Opposition to Islam apparently now is being considered a legitimate religious belief.
A report from Christian Concern notes that an employment tribunal in the United Kingdom has refused to strike a claim from a Christian electrician.
Brian Walker, 66, charges he was forced out of his job at the North Bristol NHS Trust for his “conservative Christian beliefs” and included his opposition to Islam, multi-culturalism and same-sex marriage.
According to Christian Concern, Walker said he was discriminated again based on his opposition to “the growing influence of Islam in Britain and other countries…”
When asked, the tribunal refused to strike the case.
According to Christian Concern, “At a hearing on 30 November, the trust’s lawyers asked the tribunal to strike out his case on the grounds that his beliefs are ‘not worthy of respect in a democratic society’ and should not be protected by the Equality Act. Barrister Christopher Milsom argued that Mr. Walker’s statement ‘I believe Christianity to be the only true way to God, and I do not want people to harm their souls by believing Islam instead’ proved the extreme intolerance of his beliefs.”
But employment Judge Reed, citing a recent case involving Maya Forstater, whose gender-critical beliefs were found to be protected by the Equality Act, said, “Only beliefs akin to Nazism or espousing totalitarianism would fail to qualify for protection.”
He continued, “It was suggested… that the beliefs were not worthy of respect in a democratic society and were incompatible with human dignity and conflicted with the fundamental rights of others… All that really need be said at this stage is that, in the light of the case of Forstater v CDG Europe, it does not appear that that is a submission that is likely to meet with much success.”
Walker is suing over discrimination, harassment and constructive dismissal after resigning from his job as an electrician following what he described as a “totalitarian” investigation against him. Following many months of investigations, reports and hearings within the trust about allegations that Walker made “offensive” comments to colleagues, he was given a final written warning and was required to attend equality training, the report explained.

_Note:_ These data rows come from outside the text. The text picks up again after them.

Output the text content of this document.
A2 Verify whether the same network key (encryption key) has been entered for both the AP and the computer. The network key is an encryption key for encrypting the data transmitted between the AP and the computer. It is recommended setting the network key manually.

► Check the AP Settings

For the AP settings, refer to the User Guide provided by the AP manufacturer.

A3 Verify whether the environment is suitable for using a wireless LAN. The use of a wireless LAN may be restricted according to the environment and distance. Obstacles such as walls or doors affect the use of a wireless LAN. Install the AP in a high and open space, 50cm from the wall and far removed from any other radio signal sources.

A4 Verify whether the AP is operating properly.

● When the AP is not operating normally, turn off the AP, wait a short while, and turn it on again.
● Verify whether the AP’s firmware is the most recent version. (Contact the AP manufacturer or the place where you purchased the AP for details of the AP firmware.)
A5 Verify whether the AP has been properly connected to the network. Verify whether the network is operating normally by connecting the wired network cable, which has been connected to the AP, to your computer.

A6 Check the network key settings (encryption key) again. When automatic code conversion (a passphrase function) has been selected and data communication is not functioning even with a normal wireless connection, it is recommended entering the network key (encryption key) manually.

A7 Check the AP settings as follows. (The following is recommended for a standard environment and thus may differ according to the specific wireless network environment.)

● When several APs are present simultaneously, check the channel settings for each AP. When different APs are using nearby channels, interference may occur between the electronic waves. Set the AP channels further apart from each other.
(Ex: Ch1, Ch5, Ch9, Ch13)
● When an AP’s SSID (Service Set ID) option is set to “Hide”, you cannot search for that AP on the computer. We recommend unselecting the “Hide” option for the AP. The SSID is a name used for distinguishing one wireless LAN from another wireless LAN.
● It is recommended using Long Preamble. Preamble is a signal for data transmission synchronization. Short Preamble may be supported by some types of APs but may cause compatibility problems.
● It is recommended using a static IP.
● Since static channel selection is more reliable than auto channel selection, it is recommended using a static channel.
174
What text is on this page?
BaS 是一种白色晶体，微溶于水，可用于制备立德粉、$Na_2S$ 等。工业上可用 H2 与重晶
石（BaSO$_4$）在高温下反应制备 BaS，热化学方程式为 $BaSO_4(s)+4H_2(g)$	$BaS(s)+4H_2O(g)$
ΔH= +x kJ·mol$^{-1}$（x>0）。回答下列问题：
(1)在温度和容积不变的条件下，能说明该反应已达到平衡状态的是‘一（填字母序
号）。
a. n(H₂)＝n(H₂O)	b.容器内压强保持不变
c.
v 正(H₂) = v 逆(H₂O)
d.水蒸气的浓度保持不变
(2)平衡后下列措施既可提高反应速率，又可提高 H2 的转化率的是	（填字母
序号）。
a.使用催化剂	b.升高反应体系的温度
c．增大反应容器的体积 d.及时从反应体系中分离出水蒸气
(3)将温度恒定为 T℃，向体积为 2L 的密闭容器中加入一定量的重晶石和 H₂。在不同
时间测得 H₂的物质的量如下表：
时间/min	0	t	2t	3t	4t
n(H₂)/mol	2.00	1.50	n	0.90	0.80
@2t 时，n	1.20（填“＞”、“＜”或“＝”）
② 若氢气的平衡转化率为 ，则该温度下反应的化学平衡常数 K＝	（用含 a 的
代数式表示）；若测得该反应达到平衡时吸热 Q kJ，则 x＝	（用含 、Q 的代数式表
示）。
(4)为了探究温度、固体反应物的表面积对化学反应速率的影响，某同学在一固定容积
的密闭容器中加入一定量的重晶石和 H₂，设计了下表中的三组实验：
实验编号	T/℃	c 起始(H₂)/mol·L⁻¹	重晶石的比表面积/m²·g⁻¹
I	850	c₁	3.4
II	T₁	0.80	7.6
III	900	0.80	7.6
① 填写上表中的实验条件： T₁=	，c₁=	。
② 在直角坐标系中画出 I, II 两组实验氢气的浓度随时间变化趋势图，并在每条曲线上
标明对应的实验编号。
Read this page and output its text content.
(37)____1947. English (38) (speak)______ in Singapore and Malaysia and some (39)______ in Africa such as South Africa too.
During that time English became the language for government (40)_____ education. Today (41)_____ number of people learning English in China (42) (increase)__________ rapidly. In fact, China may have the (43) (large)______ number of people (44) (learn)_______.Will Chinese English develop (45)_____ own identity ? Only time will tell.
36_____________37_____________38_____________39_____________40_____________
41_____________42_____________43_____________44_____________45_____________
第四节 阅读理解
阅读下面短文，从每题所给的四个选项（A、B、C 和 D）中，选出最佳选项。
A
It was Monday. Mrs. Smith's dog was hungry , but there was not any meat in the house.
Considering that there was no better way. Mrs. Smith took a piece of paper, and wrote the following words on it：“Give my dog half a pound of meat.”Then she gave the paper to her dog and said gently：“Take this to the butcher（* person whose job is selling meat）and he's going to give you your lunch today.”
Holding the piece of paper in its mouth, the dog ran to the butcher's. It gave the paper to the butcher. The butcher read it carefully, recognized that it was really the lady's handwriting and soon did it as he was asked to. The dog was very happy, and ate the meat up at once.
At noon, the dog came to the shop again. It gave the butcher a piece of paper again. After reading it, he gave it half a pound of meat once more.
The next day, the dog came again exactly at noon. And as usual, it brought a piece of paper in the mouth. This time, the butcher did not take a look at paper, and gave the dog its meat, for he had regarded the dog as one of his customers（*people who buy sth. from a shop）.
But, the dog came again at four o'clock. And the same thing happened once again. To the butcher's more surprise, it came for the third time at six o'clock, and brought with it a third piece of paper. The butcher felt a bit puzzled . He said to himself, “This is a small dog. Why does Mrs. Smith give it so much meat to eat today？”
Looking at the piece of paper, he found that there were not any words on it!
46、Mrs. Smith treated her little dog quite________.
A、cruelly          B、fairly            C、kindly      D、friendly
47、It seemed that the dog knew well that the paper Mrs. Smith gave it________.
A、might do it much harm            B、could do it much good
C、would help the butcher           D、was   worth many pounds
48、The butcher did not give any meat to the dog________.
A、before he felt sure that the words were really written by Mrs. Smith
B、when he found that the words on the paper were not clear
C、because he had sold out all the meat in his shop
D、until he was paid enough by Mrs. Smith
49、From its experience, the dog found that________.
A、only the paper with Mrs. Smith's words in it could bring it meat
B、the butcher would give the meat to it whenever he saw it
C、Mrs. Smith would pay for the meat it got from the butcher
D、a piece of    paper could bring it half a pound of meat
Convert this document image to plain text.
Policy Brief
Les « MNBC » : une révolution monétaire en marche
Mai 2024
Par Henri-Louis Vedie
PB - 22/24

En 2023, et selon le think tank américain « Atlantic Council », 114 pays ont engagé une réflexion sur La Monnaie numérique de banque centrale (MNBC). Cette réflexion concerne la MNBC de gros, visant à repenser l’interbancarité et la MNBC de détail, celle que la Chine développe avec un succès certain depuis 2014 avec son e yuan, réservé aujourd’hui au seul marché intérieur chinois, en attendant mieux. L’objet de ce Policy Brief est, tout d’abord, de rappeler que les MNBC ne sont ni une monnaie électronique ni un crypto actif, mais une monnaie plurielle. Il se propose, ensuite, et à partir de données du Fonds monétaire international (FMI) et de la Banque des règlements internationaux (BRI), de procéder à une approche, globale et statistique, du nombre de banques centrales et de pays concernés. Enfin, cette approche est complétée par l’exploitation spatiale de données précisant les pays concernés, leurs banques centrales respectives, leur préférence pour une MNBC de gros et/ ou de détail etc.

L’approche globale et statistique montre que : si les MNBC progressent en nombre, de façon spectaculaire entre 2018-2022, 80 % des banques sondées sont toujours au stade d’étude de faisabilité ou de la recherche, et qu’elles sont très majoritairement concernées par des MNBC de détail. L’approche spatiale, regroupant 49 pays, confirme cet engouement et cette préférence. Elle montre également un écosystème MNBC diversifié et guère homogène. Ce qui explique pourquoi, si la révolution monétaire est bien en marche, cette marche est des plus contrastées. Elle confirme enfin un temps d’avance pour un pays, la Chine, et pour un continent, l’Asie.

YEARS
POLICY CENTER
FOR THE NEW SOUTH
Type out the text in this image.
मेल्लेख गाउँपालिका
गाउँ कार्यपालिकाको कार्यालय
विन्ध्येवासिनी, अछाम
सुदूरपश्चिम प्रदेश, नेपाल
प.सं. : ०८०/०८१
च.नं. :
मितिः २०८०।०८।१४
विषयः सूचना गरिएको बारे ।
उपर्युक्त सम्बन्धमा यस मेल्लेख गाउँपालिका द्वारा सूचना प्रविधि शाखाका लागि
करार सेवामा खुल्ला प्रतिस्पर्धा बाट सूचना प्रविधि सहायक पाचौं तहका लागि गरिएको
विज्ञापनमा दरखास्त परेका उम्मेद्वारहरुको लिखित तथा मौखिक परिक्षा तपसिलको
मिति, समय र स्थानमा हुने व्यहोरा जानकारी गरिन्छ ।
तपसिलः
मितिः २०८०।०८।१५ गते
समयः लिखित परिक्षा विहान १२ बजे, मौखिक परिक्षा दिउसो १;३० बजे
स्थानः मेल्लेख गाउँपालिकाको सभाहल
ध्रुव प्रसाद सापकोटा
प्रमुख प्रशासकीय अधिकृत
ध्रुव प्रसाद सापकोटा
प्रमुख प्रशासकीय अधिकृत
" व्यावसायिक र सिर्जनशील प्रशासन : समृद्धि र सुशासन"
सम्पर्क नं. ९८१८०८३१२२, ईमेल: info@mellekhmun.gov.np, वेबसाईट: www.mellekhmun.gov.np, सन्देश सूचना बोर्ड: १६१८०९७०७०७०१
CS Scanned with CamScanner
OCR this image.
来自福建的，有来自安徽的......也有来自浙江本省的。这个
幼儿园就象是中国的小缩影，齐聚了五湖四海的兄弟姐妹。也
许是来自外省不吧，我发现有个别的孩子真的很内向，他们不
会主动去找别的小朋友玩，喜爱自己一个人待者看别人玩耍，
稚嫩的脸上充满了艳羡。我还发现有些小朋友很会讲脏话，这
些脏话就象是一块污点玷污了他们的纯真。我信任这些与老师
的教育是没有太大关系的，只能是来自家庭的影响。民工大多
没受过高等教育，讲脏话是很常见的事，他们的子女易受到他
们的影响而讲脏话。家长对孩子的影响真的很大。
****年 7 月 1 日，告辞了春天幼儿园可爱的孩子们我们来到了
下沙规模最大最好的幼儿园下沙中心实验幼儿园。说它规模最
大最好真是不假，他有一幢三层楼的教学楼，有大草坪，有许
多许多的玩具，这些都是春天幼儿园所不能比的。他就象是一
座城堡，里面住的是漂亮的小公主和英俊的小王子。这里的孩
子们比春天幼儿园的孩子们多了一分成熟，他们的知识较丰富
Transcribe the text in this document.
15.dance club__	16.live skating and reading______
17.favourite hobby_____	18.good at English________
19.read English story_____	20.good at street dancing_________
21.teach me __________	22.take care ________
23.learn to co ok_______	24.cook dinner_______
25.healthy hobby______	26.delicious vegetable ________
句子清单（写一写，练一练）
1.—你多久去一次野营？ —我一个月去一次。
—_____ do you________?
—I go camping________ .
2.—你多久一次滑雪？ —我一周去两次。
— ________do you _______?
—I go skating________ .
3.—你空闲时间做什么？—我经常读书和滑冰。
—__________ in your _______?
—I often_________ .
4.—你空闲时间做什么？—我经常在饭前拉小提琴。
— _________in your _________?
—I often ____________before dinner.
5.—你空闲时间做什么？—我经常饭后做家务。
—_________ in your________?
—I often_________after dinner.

He said he was treated like a “terrorist” by his bosses.
The full hearing on the fight is scheduled later this year.
Walker explained, “The whole experience has aged me and nearly destroyed my family, but we have carried on and are determined to seek for justice.”
He said, “Christian beliefs, and especially any expressing of them, are being suppressed in the NHS. The argument that my beliefs, which I believe are shared by many, are not worthy of protection under the law must end.”
Andrea Williams, chief executive of the Christian Legal Centre, added, “Brian’s story shows the dangers people face when daring to question or even joke about inclusion and multiculturalism. The fact that NHS lawyers argued that his beliefs are not worthy of respect in a democratic society or protection under the equality act was disturbing. Such a claim equated Brian’s Christian conservative beliefs with neo-Nazism.”
He explained, “In a truly free society we must be able to question and critique each other’s beliefs. In this respect, Brian has been vindicated and the judge has ruled that he was free to question another faith and belief.”